元F1ドライバーのデビッド・クルサードは、アンドレア・キミ・アントネッリが中国GPでF1初優勝を挙げたことを受け、メルセデス内で激化しつつあるチームメイト同士の争いについて語った
F1はまだ第2戦を終えた段階に過ぎないが、ここまではメルセデスが強さを示し2連勝。ジョージ・ラッセルとアントネッリがそれぞれ1勝ずつを分け合っている。
アントネッリは第2戦中国GPでF1初勝利を達成し、キャリア2年目ながらも今年はタイトル争いを演じる可能性も出てきた。
先輩のラッセルはアントネッリの勝利を祝福していた。しかしクルサードはそうした「表向きの顔」の裏側で、“新たな脅威”であるアントネッリに対して少しでも優位に立とうとしているはずだと語った。
「もう起きてしまったことだ。ジョージは、今年のチャンピオンシップにおいて本物の脅威が現れたと理解している」
ポッドキャスト『Up To Speed』でクルサードはそう語った。
「昨年のランド・ノリスとオスカー・ピアストリのような状況になるかもしれない。マクラーレンは彼らにチャンピオンを争えるマシンを与え、実際にタイトル争いを繰り広げた。そして驚くべきことに、わずかなポイント差でマックス・フェルスタッペン(レッドブル)に敗れかけた」
さらにクルサードは、現在のF1レギュレーション下でメルセデスがこれほどの競争力を持つ機会は限られている可能性を強調した。

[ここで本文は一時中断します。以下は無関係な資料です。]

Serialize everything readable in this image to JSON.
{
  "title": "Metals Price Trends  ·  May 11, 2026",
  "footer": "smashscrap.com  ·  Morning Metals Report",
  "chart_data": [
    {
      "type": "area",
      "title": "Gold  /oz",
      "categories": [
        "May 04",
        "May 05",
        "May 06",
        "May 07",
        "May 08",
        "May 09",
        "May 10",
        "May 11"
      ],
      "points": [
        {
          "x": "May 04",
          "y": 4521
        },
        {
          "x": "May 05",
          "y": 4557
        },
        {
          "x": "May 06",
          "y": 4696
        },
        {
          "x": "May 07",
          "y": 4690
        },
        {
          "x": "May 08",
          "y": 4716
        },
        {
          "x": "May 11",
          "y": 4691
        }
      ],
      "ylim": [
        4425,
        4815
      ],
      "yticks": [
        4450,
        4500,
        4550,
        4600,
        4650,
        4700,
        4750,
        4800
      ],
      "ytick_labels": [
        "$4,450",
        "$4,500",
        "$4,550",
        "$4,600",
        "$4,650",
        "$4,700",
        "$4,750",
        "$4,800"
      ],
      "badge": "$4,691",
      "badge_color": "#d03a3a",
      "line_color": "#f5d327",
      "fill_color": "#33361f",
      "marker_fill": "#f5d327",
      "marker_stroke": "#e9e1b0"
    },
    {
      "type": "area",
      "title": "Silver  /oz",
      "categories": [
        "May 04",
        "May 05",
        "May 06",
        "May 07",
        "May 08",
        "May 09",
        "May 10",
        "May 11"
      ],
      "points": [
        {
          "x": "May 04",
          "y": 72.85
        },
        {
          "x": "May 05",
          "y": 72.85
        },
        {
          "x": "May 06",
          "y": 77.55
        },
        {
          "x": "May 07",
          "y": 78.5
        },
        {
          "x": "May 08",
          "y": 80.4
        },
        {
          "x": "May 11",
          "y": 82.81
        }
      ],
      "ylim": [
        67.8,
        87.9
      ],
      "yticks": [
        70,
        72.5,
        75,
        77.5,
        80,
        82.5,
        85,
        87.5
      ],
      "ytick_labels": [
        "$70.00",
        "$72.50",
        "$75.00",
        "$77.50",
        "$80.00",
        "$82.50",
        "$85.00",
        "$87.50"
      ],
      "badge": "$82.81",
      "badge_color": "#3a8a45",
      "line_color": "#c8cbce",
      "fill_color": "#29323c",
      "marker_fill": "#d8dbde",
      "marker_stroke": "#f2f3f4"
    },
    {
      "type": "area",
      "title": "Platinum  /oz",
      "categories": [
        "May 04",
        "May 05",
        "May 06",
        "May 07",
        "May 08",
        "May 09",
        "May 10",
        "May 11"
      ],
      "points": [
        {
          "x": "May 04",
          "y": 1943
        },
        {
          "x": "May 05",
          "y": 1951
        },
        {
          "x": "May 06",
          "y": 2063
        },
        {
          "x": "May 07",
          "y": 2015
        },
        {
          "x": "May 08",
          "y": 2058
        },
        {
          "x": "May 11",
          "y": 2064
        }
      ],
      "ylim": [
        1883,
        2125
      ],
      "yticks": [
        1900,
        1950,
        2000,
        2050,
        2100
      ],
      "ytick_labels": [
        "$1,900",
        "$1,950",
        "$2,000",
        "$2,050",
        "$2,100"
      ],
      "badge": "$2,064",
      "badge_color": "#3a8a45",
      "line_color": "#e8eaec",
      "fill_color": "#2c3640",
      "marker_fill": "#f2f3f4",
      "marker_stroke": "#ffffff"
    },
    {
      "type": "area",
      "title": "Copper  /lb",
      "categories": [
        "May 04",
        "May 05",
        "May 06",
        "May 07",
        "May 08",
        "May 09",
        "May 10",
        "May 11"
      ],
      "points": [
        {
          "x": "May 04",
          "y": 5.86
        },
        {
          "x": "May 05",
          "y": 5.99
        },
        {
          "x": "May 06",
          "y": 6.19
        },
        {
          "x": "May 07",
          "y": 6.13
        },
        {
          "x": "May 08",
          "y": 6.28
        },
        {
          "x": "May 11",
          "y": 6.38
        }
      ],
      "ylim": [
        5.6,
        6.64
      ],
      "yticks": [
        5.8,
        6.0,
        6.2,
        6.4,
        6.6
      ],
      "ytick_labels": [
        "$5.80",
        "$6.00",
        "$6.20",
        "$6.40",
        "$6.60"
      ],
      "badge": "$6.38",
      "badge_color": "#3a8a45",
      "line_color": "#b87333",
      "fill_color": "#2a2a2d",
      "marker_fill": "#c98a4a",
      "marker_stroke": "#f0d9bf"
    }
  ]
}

「この新時代のF1において、メルセデスがこれほどの優位性を持つのは今回が唯一かもしれない。だからこそ断言できるが、ジョージは“よくやったキミ”という表向きの裏で、鈴鹿、次のグランプリ、そしてその先に向けて、あらゆる優位を得ようとしている」
「そしてキミの側も同じことをすべきだ。“チームメイト”という言葉は誤解を招く。彼は友人ではない。コース外でうまくやれるならそれは良いことだが、彼の成功は自分の失敗であり、その逆もまた然りなんだ」
F1第3戦日本GPは3月27日から29日にかけて鈴鹿サーキットで開催される。その後はバーレーンGPおよびサウジアラビアGPの中止により5週間のインターバルが入り、次戦は5月1日から3日にかけてのマイアミGPとなる。